# Recommendation for Breeders



## ikesmommy (Jul 11, 2007)

Hi everyone,

My fiance and I have been thinking long and hard and we are thinking of getting another Maltese to keep our baby Ike company. We just absolutely love the breed and we want to find Ike a baby brother or sister. Ike is currently 6 months old, neutered, and healthy. He is such a good dog and I really want him to have another Maltese that he can relate to on a dog level. Just like how humans relate to each other, I think it would be good for him. 

With Ike we were unaware of BYB and puppymills and I suspect he may be from a BYB. All in all, he is a wonderful dog and we are really lucky to have him. If we decide to get him a brother or sister we want to do it the right way and find a reputable breeder. And where better to find a reputable Maltese breeder then from a Maltese forum? I have been reading and coming to the SM site regularly and I really respect all the advice and tips from everyone one here. 

If you can please recommend some breeders it would be greatly appreciated. We are located in Maryland.


----------



## jmm (Nov 23, 2004)

The closest one to you I could recommend (ie personally dealt with) is Chrisman in PA. 

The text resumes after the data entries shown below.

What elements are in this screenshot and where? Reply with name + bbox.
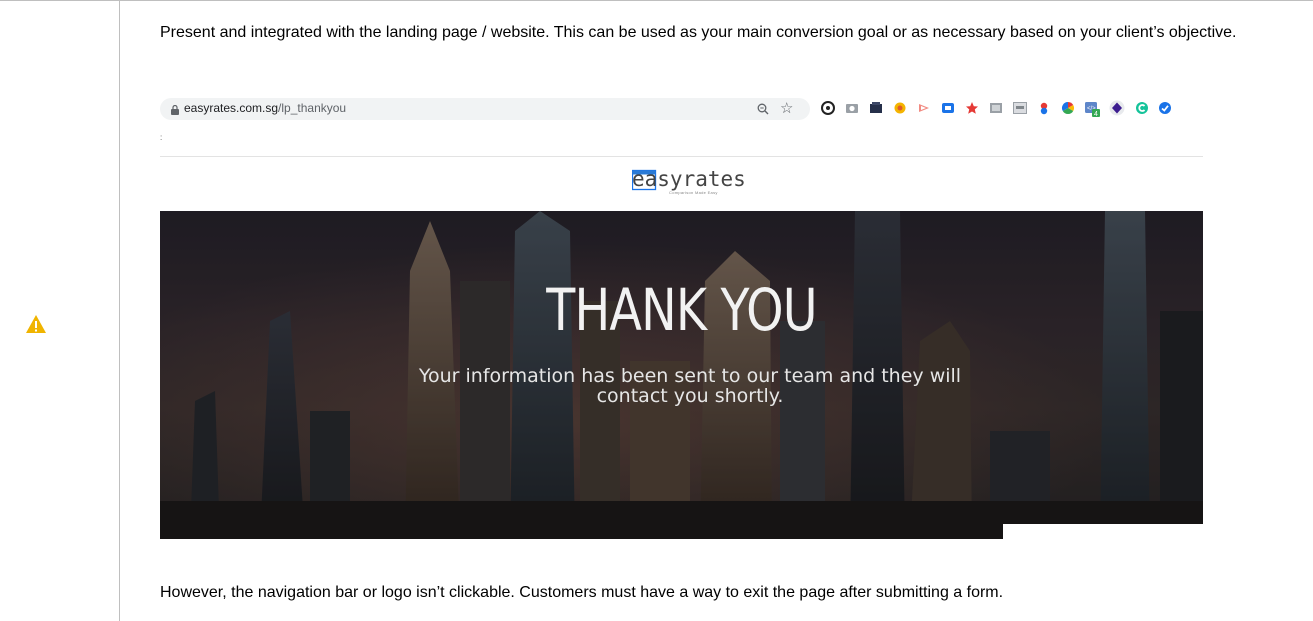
intro-paragraph: Present and integrated with the landing … <box>160 24 1237 41</box>
extension-icon-3[interactable] <box>869 101 883 115</box>
extension-icon-6[interactable] <box>941 101 955 115</box>
browser-toolbar: easyrates.com.sg/lp_thankyou ☆ </> 4 <box>160 95 1203 123</box>
extension-icon-11[interactable] <box>1061 101 1075 115</box>
url-path: /lp_thankyou <box>278 101 347 115</box>
warning-triangle-icon <box>26 315 46 333</box>
column-divider <box>119 0 120 621</box>
extension-icon-7[interactable] <box>965 101 979 115</box>
extension-icon-2[interactable] <box>845 101 859 115</box>
extension-icon-10[interactable] <box>1037 101 1051 115</box>
hero-message-line-1: Your information has been sent to our te… <box>418 365 962 387</box>
star-icon[interactable]: ☆ <box>780 101 793 117</box>
extension-icon-9[interactable] <box>1013 101 1027 115</box>
hero-message-line-2: contact you shortly. <box>596 385 784 407</box>
zoom-icon[interactable] <box>757 103 769 115</box>
hero-banner: THANK YOU Your information has been sent… <box>160 211 1203 539</box>
address-bar[interactable]: easyrates.com.sg/lp_thankyou ☆ <box>160 98 810 120</box>
extension-icon-12[interactable]: </> 4 <box>1085 101 1101 117</box>
top-rule <box>0 0 1313 1</box>
extension-icon-13[interactable] <box>1109 100 1125 116</box>
embedded-screenshot: easyrates.com.sg/lp_thankyou ☆ </> 4: e… <box>160 95 1203 539</box>
extension-icon-14[interactable] <box>1135 101 1149 115</box>
hero-corner-patch <box>1003 524 1203 539</box>
url-host: easyrates.com.sg <box>184 101 279 115</box>
extension-icon-4[interactable] <box>893 101 907 115</box>
hero-title: THANK YOU <box>546 276 817 344</box>
page-header-divider <box>160 156 1203 157</box>
extension-badge: 4 <box>1094 111 1098 117</box>
extension-icon-1[interactable] <box>821 101 835 115</box>
extension-icon-5[interactable] <box>917 101 931 115</box>
url-text: easyrates.com.sg/lp_thankyou <box>184 101 346 115</box>
outro-paragraph: However, the navigation bar or logo isn’… <box>160 584 1004 601</box>
page-artifact: : <box>160 133 163 142</box>
lock-icon <box>171 105 179 115</box>
logo-tagline: Comparison Made Easy <box>669 190 718 195</box>
logo-text: easyrates <box>632 167 746 191</box>
hero-message: Your information has been sent to our te… <box>390 366 990 406</box>
site-logo: easyrates Comparison Made Easy <box>632 167 762 195</box>
extension-icon-8[interactable] <box>989 101 1003 115</box>
extension-icon-15[interactable] <box>1158 101 1172 115</box>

I would hesitate to get another puppy with one already in the house. I'd highly recommend waiting until your boy is a year old before adding to the family. I'd also take him through an obedience class or two now if you haven't. 

Here's my reason:
Between 9-12 months of age, dogs go through an adolescent period where they will push you hard, test you, and even regress on things like house training. If you bring another dog in during this period, they will learn the bad habits. Giving a little extra time to ensure your pup's behavior is exactly what you want will go a long way to having a successful addition. All habits, good and bad, will be passed along.


----------



## Cosy (Feb 9, 2006)

I agree with JMM's reasons. I also find that if you have two pups in 
the home at the same time they often bond to each other rather than
you. Maltese are meant to be people dogs. I hope you take these
reasons into account when you go looking.

There are many great breeders in the northeast and southeast coastal
areas. If travel isn't a problem you can see many dogs on here from
those breeders.


----------



## ikesmommy (Jul 11, 2007)

Thank you for your advice. 

JMM you make a really good point about the adolescence period and I think we will take the time to wait afterall since we are still toying with the idea.

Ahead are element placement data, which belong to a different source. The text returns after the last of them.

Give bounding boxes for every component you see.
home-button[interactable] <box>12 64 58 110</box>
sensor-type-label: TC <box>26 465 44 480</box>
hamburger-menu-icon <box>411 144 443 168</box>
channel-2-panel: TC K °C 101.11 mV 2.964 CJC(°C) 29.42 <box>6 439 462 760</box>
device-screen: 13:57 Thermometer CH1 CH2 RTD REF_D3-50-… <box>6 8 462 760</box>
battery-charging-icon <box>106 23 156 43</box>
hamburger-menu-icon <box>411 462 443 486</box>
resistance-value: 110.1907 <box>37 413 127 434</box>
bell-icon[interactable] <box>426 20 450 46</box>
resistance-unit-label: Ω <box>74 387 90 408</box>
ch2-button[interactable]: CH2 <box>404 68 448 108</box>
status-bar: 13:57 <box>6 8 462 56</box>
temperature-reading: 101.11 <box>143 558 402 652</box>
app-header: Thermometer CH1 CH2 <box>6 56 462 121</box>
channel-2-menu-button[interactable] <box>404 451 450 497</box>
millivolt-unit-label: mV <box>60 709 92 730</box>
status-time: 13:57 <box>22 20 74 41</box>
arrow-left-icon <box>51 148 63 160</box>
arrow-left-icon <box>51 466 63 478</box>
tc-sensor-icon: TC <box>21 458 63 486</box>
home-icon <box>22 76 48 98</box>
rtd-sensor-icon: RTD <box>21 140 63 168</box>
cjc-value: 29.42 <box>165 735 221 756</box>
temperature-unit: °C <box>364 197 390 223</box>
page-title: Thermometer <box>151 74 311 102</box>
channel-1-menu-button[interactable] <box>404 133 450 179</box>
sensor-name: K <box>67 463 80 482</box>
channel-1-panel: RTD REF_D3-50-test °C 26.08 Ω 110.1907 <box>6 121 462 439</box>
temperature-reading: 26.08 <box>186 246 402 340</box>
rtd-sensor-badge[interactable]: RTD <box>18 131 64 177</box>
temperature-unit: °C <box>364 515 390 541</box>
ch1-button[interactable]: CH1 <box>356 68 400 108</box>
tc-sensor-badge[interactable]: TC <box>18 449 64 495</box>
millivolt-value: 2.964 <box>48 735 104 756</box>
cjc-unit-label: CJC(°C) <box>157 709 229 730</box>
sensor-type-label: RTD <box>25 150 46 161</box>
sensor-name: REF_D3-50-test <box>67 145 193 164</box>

CuteCosyNToy - thank you for the advice too.

I knew I can count on SM for good advice. Thanks again! :grouphug:


----------



## The A Team (Dec 1, 2005)

Hey, I did something right!!! :thumbsup: cool.

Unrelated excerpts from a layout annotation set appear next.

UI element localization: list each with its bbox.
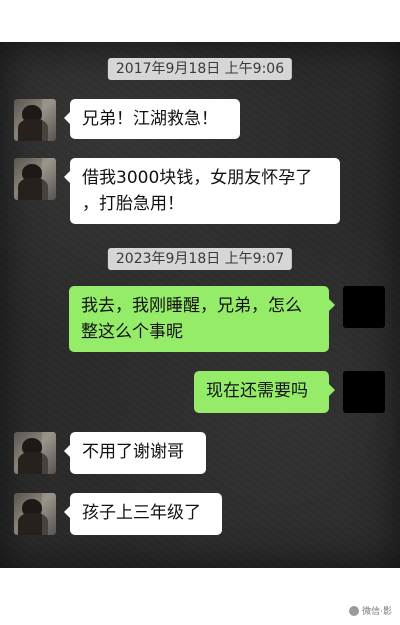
watermark: 微信·影: [349, 604, 392, 617]
platform-logo-icon: [349, 605, 360, 616]
message-text: 现在还需要吗: [206, 381, 308, 401]
message-text-line: 我去，我刚睡醒，兄弟，怎么: [81, 296, 302, 316]
message-text-line: 借我3000块钱，女朋友怀孕了: [82, 168, 313, 188]
message-bubble-incoming[interactable]: 借我3000块钱，女朋友怀孕了 ，打胎急用！: [64, 158, 340, 224]
message-text: 不用了谢谢哥: [82, 442, 184, 462]
message-bubble-incoming[interactable]: 兄弟！江湖救急！: [64, 99, 240, 139]
message-text-line: ，打胎急用！: [82, 194, 184, 214]
message-bubble-incoming[interactable]: 不用了谢谢哥: [64, 432, 206, 474]
message-bubble-incoming[interactable]: 孩子上三年级了: [64, 493, 222, 535]
message-text: 孩子上三年级了: [82, 503, 201, 523]
message-text: 兄弟！江湖救急！: [82, 109, 218, 129]
self-avatar[interactable]: [343, 371, 385, 413]
message-text-line: 整这么个事昵: [81, 322, 183, 342]
watermark-text: 微信·影: [362, 607, 392, 617]
message-bubble-outgoing[interactable]: 现在还需要吗: [194, 371, 335, 413]
self-avatar[interactable]: [343, 286, 385, 328]
message-bubble-outgoing[interactable]: 我去，我刚睡醒，兄弟，怎么 整这么个事昵: [69, 286, 335, 352]
chat-window: 2017年9月18日 上午9:06 兄弟！江湖救急！ 借我3000块钱，女朋友怀…: [0, 42, 400, 568]
contact-avatar[interactable]: [14, 99, 56, 141]
timestamp: 2023年9月18日 上午9:07: [107, 248, 293, 270]
contact-avatar[interactable]: [14, 432, 56, 474]
timestamp: 2017年9月18日 上午9:06: [107, 58, 293, 80]
contact-avatar[interactable]: [14, 493, 56, 535]
contact-avatar[interactable]: [14, 158, 56, 200]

Even if you don't get another pup until your's is a little older, I'd start looking now. You can't always get a good pup right when you're ready! 

Good Luck!


----------



## Furbaby's Mommie (Jul 10, 2004)

My breeder recommended to me that 18 mo. would be a good time to add another baby. I didn't ask for reason behind that.


----------



## bellaratamaltese (May 24, 2006)

I would do what feels right for you and your family! I'm not sure if there is a 'right' or 'wrong' answer here, since I'm sure there are members on here who can relate either positive experiences or negative experiences about adding another dog. I'm one of the people who can relay a positive experience. I added a new maltese when Lucy was 10 mos old and my new one was a year old when she came to my house. Lucy and caddy became almost instant BFF's and still are. 

I would look on the recommended breeder list at the american maltese association ( http://www.americanmaltese.org ) if you'd like to see about adding another baby to your house. Hope this helps somewhat and didn't confuse you more, LOL!


----------



## ikesmommy (Jul 11, 2007)

Thanks for all the advice everyone! I appreciate everyone's input whether it gets confusing or not.  

All in all there is just lots of things to consider. I think we will definitely wait till Ike is a little older, but definitely be on the look out. It's true, there is no "right" or "wrong" time. When we decided to get Ike the timing seemed right and everything fell into place. It was the best decision we ever made (despite the possible BYB thing). Ike has just been the light of my life and I can't wait to have another to share my love. :wub:


----------



## k/c mom (Oct 9, 2004)

> The closest one to you I could recommend (ie personally dealt with) is Chrisman in PA.
> 
> I would hesitate to get another puppy with one already in the house. I'd highly recommend waiting until your boy is a year old before adding to the family. I'd also take him through an obedience class or two now if you haven't.
> 
> ...


I totally agree with Jackie on this. Unless you are getting an older Malt, I really think it'll be easier on you to let your puppy grow up a little more before adding another puppy to the family. 

I think it's great that you are thinking about it and planning, etc.


----------



## Malteseluv (Feb 6, 2007)

There's no reason not to start researching breeders now though  
I love www.tajonmaltese.com!! Their maltese are gorgeous. Also, www.foxstonemaltese.com and you can click on links and they have a list of some breeders there too. Good luck on your search!!


----------



## 1malt4me (Oct 6, 2006)

the only thing I would make sure is that potty training on current puppy is done before adding another one but aside from that I don't really think there is a wrong time to add a new member to the family, whether it is an older puppy and adult or a young puppy.


----------



## carrie (Aug 24, 2004)

yes, i agree, it's never too early to start researching breeders! i did a LOT of research before i got mini. massimo was 3 years old when i decided i was going to add to my furry family, and believe me, i was looking for QUITE some time!  

mini came from chalet de maltese. and i couldn't be happier, mini's an absolute JOY! :wub: 
my second choice would be tajon. LOVE her babies. :wub:


----------



## jadey (Nov 2, 2006)

Donbi was from a PStore, *we didnt know either*
Then fell in love with Chalets pups! Had Dueci
Then fell in love with Tajon babies, then had Daeroni
Donbi was about 8 months old when D&D came!... 
and Dueci and Daeroni are a month a part!
I wish I taken the time but it seems it worked out for the best.
Dueci and Daeroni are best friends... Daeroni will cry forever if Dueci isnt with him.

Its very cute how they walk, bark, eat, sleep, fart, side by side together.

Go with what you feel, honestly 2 is so much fun.
I love having 3. If I didnt work, I have 6


----------